I’ve been uber snappy lately. I feel as if sometimes people talk about shit they have none or little business talking about.
One of my drug addict friends came to me about a calculator I was looking for. He didn’t have the exact one, I told him it had to be a Texas Instruments, then randomly, he talked about suboxone and how I should stop taking it now.
I told him that I was under a doctor’s supervision and that I’m weening. He kept going on about how he was on it for 4 years, and how he got off, then took it again 3 months ago and is now coming off.
I asked him why he went back on if he knew how difficult it was to come off. He then told me that he relapsed because he was hanging out with bad friends. I asked him where he saw himself in 5 years, still here? Doing drugs with friends who don’t give a shit about you?
Then, he went on about how he’s better than me because he has a trade, makes 60k a year, and is purchasing a home in 2 years.
I told him that even though I’m taking a maintenance drug, I’m taking a small dose and i have great doctors who have me on a plan. So I’m listening to what he has to say, but he is not better than me. I haven’t relapsed, I’m determined and I’m taking steps to pursue my goals and dreams.
He says, I’m addicted and suboxone will be the death of me.
Fuck that, I will be the death of me.

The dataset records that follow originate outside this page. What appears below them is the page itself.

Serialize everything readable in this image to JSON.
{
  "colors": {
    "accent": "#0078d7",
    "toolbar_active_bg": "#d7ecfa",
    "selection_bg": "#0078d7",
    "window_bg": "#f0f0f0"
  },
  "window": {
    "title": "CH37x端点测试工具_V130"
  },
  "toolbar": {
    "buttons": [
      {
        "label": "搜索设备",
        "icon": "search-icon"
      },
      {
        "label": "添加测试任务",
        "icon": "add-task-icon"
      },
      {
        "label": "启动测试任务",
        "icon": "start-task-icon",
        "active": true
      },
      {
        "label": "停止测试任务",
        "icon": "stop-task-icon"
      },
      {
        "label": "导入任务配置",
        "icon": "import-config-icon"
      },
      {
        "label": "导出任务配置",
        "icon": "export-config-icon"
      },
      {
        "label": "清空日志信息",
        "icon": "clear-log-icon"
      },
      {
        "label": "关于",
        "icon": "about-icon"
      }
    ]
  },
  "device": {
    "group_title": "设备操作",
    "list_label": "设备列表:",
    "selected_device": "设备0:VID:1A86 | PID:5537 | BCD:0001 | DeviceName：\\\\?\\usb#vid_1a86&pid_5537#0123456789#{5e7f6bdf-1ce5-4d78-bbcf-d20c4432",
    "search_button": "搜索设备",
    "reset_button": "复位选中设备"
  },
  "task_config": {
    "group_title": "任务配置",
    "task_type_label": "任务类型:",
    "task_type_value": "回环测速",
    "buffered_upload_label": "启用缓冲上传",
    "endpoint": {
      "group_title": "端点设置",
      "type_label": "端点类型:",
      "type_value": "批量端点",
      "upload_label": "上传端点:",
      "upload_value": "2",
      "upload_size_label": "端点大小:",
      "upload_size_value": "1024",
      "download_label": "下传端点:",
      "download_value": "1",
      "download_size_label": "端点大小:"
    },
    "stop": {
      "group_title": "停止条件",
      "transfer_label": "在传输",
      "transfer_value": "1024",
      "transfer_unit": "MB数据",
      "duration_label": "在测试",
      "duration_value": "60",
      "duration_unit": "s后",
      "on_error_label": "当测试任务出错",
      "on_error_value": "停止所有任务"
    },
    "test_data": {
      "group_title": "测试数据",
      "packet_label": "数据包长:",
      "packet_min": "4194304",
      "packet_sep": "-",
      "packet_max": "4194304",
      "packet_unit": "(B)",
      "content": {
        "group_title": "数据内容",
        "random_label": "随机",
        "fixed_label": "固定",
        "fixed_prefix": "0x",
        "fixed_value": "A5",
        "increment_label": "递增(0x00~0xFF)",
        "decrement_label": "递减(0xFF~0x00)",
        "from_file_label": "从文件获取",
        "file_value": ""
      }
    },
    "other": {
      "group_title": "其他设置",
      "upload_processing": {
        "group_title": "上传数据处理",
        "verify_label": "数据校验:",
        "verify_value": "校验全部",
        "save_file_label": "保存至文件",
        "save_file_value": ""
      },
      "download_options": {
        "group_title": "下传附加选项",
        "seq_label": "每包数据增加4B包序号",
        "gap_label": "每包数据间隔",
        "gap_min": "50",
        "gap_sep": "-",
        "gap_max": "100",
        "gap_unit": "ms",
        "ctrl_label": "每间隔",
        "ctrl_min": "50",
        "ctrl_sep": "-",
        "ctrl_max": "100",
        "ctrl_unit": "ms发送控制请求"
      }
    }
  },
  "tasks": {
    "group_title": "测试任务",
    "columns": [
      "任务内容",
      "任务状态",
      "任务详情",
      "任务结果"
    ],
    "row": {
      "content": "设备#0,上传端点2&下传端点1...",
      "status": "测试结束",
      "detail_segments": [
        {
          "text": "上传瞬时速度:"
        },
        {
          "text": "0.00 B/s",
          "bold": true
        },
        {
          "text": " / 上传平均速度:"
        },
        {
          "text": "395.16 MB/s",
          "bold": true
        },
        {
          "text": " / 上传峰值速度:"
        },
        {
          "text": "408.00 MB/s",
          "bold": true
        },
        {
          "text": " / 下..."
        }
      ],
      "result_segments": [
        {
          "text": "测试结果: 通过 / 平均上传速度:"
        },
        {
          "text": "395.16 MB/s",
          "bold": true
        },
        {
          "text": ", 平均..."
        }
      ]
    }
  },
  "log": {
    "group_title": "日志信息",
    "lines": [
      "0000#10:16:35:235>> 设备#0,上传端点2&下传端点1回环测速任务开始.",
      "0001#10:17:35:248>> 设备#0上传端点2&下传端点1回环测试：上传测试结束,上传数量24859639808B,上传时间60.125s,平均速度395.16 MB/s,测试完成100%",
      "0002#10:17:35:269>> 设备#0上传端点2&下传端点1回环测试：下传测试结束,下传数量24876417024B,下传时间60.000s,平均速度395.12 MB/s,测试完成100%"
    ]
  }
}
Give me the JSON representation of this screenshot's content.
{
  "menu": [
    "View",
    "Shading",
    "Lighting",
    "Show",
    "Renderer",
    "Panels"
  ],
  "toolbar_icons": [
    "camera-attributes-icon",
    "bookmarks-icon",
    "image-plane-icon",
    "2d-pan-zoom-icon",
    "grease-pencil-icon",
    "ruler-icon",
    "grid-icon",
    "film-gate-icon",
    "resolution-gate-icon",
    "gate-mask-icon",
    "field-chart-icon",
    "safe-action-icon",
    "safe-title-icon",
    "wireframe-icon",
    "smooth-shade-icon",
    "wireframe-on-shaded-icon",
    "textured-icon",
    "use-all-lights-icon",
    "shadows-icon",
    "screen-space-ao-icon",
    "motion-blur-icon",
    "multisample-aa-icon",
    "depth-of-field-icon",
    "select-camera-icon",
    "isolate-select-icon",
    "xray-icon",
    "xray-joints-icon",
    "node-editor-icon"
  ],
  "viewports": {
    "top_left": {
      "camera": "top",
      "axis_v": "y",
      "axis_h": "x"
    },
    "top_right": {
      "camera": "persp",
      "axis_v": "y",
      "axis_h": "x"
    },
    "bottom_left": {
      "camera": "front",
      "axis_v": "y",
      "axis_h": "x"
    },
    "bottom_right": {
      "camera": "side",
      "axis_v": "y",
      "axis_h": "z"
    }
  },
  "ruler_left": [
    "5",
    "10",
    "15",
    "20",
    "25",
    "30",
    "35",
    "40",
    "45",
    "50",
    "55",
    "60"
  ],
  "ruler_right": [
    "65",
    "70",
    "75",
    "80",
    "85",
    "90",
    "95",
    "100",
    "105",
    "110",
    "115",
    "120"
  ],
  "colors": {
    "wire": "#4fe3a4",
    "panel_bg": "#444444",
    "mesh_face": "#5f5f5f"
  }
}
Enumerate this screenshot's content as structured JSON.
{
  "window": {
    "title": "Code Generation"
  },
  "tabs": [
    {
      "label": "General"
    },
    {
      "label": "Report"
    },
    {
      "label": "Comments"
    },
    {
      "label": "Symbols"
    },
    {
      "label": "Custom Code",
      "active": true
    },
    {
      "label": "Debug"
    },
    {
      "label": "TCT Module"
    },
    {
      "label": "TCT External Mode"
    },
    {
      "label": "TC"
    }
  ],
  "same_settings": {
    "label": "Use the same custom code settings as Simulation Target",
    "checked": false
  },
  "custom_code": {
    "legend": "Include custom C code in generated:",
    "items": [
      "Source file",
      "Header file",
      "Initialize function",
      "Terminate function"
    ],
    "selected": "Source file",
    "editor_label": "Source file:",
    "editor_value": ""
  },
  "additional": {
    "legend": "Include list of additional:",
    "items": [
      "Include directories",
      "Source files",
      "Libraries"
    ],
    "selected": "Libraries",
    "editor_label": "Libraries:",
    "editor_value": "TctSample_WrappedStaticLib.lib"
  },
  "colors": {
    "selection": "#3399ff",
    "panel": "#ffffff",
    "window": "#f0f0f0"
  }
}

Guess what, I will not die. So, I’m not sure exactly what or why this person wanted to preach to me, but he doesn’t know my medical history, he doesn’t know shit about me.
I know a lot about him though, only because he runs his mouth. This is man with 5 DWIS, a chronic drug problem, and nothing to fall back on.
I’m glad that instead of worrying about dumb shit like the opposite sex, drugs, and being cool, I am obsessed with getting my degree. I won’t allow anything to get in my way. I take all the shit talkers and non-believers as encouragement.
I know I can do whatever I want, however difficult. I’ve persevered through so much, I’m so ready for everything.
Btw, I decided to take chemestry this semester instead of next. I plan on going through to the winter and summer. I will have to take microbio which will probably be my last summer. I plan on applying to nursing programs my last summer if I can, if not, I may need to wait a year. During that, I’ll take more classes.